BisnisManado.com – Direktorat Jenderal Pajak (DJP) semakin memanfaatkan teknologi untuk memperkuat sistem pengawasan dan optimalisasi perpajakan. Salah satu terobosan yang kini diterapkan adalah penggunaan kecerdasan buatan (Artificial Intelligence/AI) dan pemantauan media sosial dalam mengidentifikasi potensi pajak dan mendeteksi ketidaksesuaian data.

Hal ini disampaikan langsung oleh Direktur Jenderal Pajak, Bimo Wijayanto, usai menghadiri Rapat Kerja bersama Komisi XI DPR di Jakarta, Selasa (15/7/2025). Menurut Bimo, ditulis Detikfinance, teknologi AI telah menjadi alat bantu yang efektif dalam berbagai sektor, termasuk dalam mendeteksi penyimpangan data wajib pajak.

“Di mana-mana sudah dilakukan sebenarnya,” ujar Bimo.

Ia menjelaskan, sistem AI yang dimanfaatkan DJP saat ini mampu membaca pola dari data Surat Pemberitahuan Tahunan (SPT) dalam lima hingga sepuluh tahun terakhir. Dengan mengombinasikannya dengan informasi dari aktivitas media sosial wajib pajak, DJP dapat menyusun analisa yang lebih komprehensif terkait kepemilikan harta atau aset yang belum dilaporkan.

“Jadi ya generally prinsipnya seperti mesin learning ya dari pattern data yang ada, SPT yang disampaikan 5–10 tahun terakhir, kita lihat pattern-nya seperti apa, kita lihat di sosmed activity-nya seperti apa,” terang Bimo.

Lebih lanjut, Bimo menuturkan bahwa media sosial dapat menjadi sumber informasi tambahan mengenai gaya hidup atau aset yang tidak tercermin dalam laporan resmi seperti SPT atau Laporan Harta Kekayaan Penyelenggara Negara (LHKPN). Sistem AI yang digunakan kini sudah cukup canggih untuk mengenali adanya ketidaksesuaian atau irregularities dari data yang dianalisis.

“Misalnya siapa tahu ada aset yang belum dilaporkan, yang beda sama SPT, beda sama LHKPN. Tapi itu sudah sejak lama kita lakukan. Kalau sekarang kan AI itu kan sudah sangat bisa kita train untuk bisa melihat irregularities,” tambahnya.

Senada dengan Bimo, Wakil Menteri Keuangan Anggito Abimanyu juga menekankan pentingnya pemanfaatan data analytics dan media sosial sebagai bagian dari strategi peningkatan penerimaan negara pada tahun anggaran 2026.

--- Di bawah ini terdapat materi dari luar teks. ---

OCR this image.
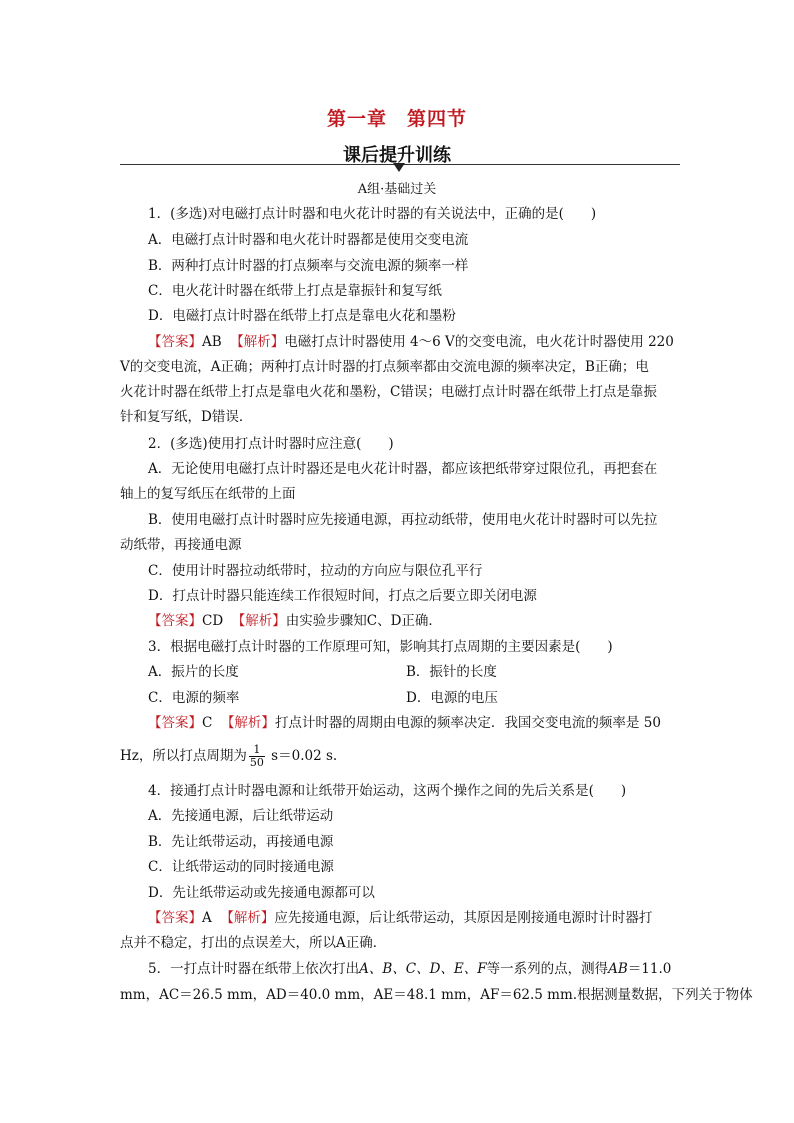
第一章　第四节
课后提升训练
A组·基础过关
1．(多选)对电磁打点计时器和电火花计时器的有关说法中，正确的是(　　)
A．电磁打点计时器和电火花计时器都是使用交变电流
B．两种打点计时器的打点频率与交流电源的频率一样
C．电火花计时器在纸带上打点是靠振针和复写纸
D．电磁打点计时器在纸带上打点是靠电火花和墨粉
【答案】AB 【解析】电磁打点计时器使用 4～6 V的交变电流，电火花计时器使用 220
V的交变电流，A正确；两种打点计时器的打点频率都由交流电源的频率决定，B正确；电
火花计时器在纸带上打点是靠电火花和墨粉，C错误；电磁打点计时器在纸带上打点是靠振
针和复写纸，D错误．
2．(多选)使用打点计时器时应注意(　　)
A．无论使用电磁打点计时器还是电火花计时器，都应该把纸带穿过限位孔，再把套在
轴上的复写纸压在纸带的上面
B．使用电磁打点计时器时应先接通电源，再拉动纸带，使用电火花计时器时可以先拉
动纸带，再接通电源
C．使用计时器拉动纸带时，拉动的方向应与限位孔平行
D．打点计时器只能连续工作很短时间，打点之后要立即关闭电源
【答案】CD 【解析】由实验步骤知C、D正确．
3．根据电磁打点计时器的工作原理可知，影响其打点周期的主要因素是(　　)
A．振片的长度	B．振针的长度
C．电源的频率	D．电源的电压
【答案】C 【解析】打点计时器的周期由电源的频率决定．我国交变电流的频率是 50
Hz，所以打点周期为 $\frac{1}{50} s=0.02$ s.
4．接通打点计时器电源和让纸带开始运动，这两个操作之间的先后关系是(　　)
A．先接通电源，后让纸带运动
B．先让纸带运动，再接通电源
C．让纸带运动的同时接通电源
D．先让纸带运动或先接通电源都可以
【答案】A 【解析】应先接通电源，后让纸带运动，其原因是刚接通电源时计时器打
点并不稳定，打出的点误差大，所以A正确．
5．一打点计时器在纸带上依次打出A、B、C、D、E、F等一系列的点，测得AB＝11.0
mm，AC＝26.5 mm，AD＝40.0 mm，AE＝48.1 mm，AF＝62.5 mm.根据测量数据，下列关于物体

“Penggalian potensi itu melalui data analytic maupun media sosial,” ujar Anggito dalam rapat kerja dengan Komisi XI DPR RI, Jakarta, Senin (14/7/2025).

Langkah ini menjadi bagian dari upaya reformasi kebijakan administrasi perpajakan yang terangkum dalam Rencana Kerja Program Pengelolaan Penerimaan Negara Tahun Anggaran 2026. Pemerintah menargetkan strategi ini dapat memperkuat keadilan fiskal dan mendorong pertumbuhan ekonomi, dengan dukungan anggaran sebesar Rp 1,99 triliun dari total usulan pagu Kementerian Keuangan senilai Rp 52,01 triliun.